Difficult boss running down your work? Stuck in a creative rut? Ask the Doctor!

Address your questions at ASK THE DOCTOR to interact@exchange4media.com or to sandeep@goyalmail.com

by exchange4media Staff
Published - May 8, 2018 8:52 AM Updated: May 8, 2018 8:52 AM

Q. I have a big problem with my boss. She tends to always run down my work. In fact she ensures that none of my work gets entered for the awards. If I have no entries, I obviously have no metals. I am very frustrated. My boss is actually very ‘bossy’ and she is not even open to have a conversation on this subject. What can I do?
Ashish J.


Dear Ashish,

I normally counsel patience and dialogue. But there are work situations where this may not be possible. For that you are the best judge.

Also, I do not have a complete picture of the situation you are in. How long has this lady been your boss? Was she always difficult to work with? Is she difficult with everyone or is all her stiffness targeted just at you? Is there, in your understanding, any particular reason for her to run down your work? Is it just in her nature not to be nice to her subordinates, or is she generally negative to her peers too? Many of these questions could help give me a better understanding of your work relationship with your boss.

If the lady is difficult by nature, which means she is difficult with you but she is also difficult with everyone else, then dealing with her becomes easier. At least you know that you are dealing with a monster. My advice in such a case is to outlast the boss. Just sit tight. Think that you have just drawn a bad card and next time around you could have better luck. Just quitting the job and moving on does not necessarily mean that the new boss in the new job will be a nicer person. As they say you cannot choose your parents and your boss. All a matter of luck.

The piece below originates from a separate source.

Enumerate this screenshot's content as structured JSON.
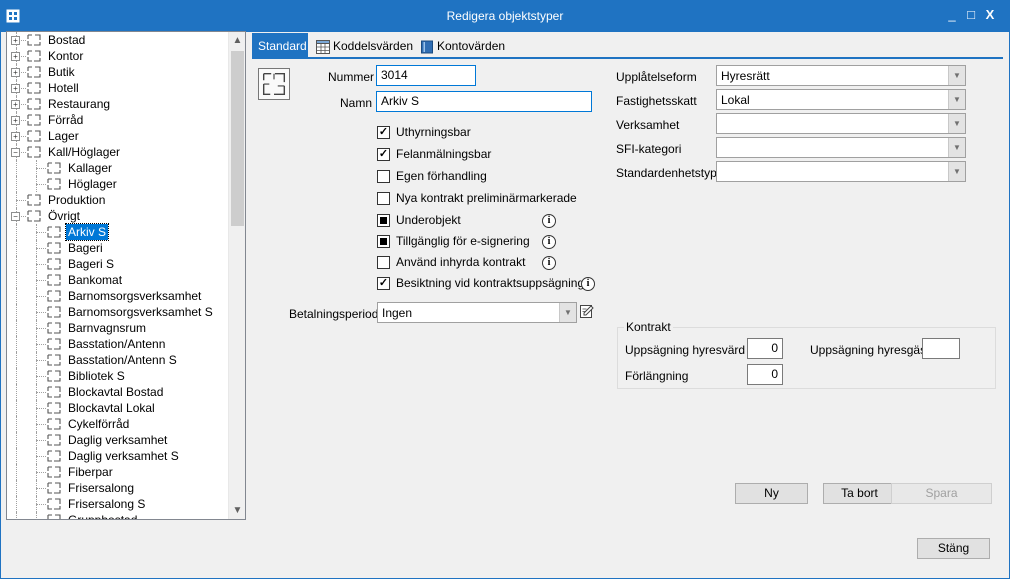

If the lady boss is particularly nasty to you, but more pleasant to others, then you need to have a one-to-one chat with her, howsoever much she may resist. In my experience, ‘bully’ bosses tend to avoid such one-to-one meetings as they have no logical reason to explain either their behavior or their dislikes. Hence, a showdown such as this, normally helps bring down some bit of the animosity especially if the boss discovers that you are not a complete push-over.
Finally, there is always the option to quit. But as I said earlier, that too is a gamble. There is no guarantee that the new boss will be any better.

I suggest you ask your lady boss for a formal appraisal of your work. Drop her a mail so that it is on record. Then follow it up with a verbal request. I think the meeting will not be very pleasant to start with as the lady will try to cow you down but if you are firm and stand your ground, the conversation may become better as it progresses. You may actually find a more amicable relationship taking shape as days go by. If this doesn’t work, you can always ask for an internal transfer. Or quit. But if I were you, I would first have that conversation with the current boss, howsoever much difficult.
Good luck!

Q. I seem to have the equivalent of a writer’s block in my work as an art director. I am just not being able to come up with new ideas or good work. This problem has been going on for almost 3 months now. No one is complaining at work but I know that I am not producing anywhere close to my best. I just have a feeling of helplessness and feel a void when I sit before the computer. My output is therefore very mechanical. I have tried yoga. I have even enrolled for meditation. But so far the results are just the same. Please help.
Pradeep O.


Dear Pradeep,

You are not the first or the last creative guy to have a mental block. This can happen because of fatigue. It can happen because of the drudgery of a boring, repetitive job. Or it can happen because you are stressed at home or with other personal issues.

My first and foremost advice in such a situation is introspection. Only you know what is worrying you or bothering you. If you can identify that cause, the rest becomes comparatively easy. If it is sheer boredom, then the answer is to look for a job change, internally or externally. If it is fatigue, the answer is to take it easy and perhaps go on a holiday. If it is some personal stress, the right thing to do is to try and resolve that personal situation before it hurts your work. You could well say that all of these are generalized and vague pieces of advice. But the reality is that your deliverance is really in your own hands.

Many many years ago, I had a colleague (by the way he was a client servicing guy, not creative) who ran into a problem similar to yours. Every morning he would come to work, and then not feel like doing anything. He would not want to meet the client. Or write a brief. Or chase an art work. He would just sit at his desk, and generally hibernate. One day, he and I had a long chat over lunch.

The next day he applied for a month’s leave. He went and joined music classes. I don’t know what he actually did at the music school but whatever it was, it gave him the necessary release from his personal state of inertia. A month later he was back, charged up and happy. He continued to go for evening guitar classes but at work he was back to being the good servicing guy that he always was.

You have to find that one thing that will rejuvenate you, revive you. This personal panacea varies from individual to individual. Don’t give up on the yoga or the meditation. It will eventually help.

Would recommend you buy and read a book called Ikigai: The Japanese Secret to a Long and Happy Life by Héctor García and Francesc Miralles. I think this book will give you some interesting insights that may help you in your current predicament.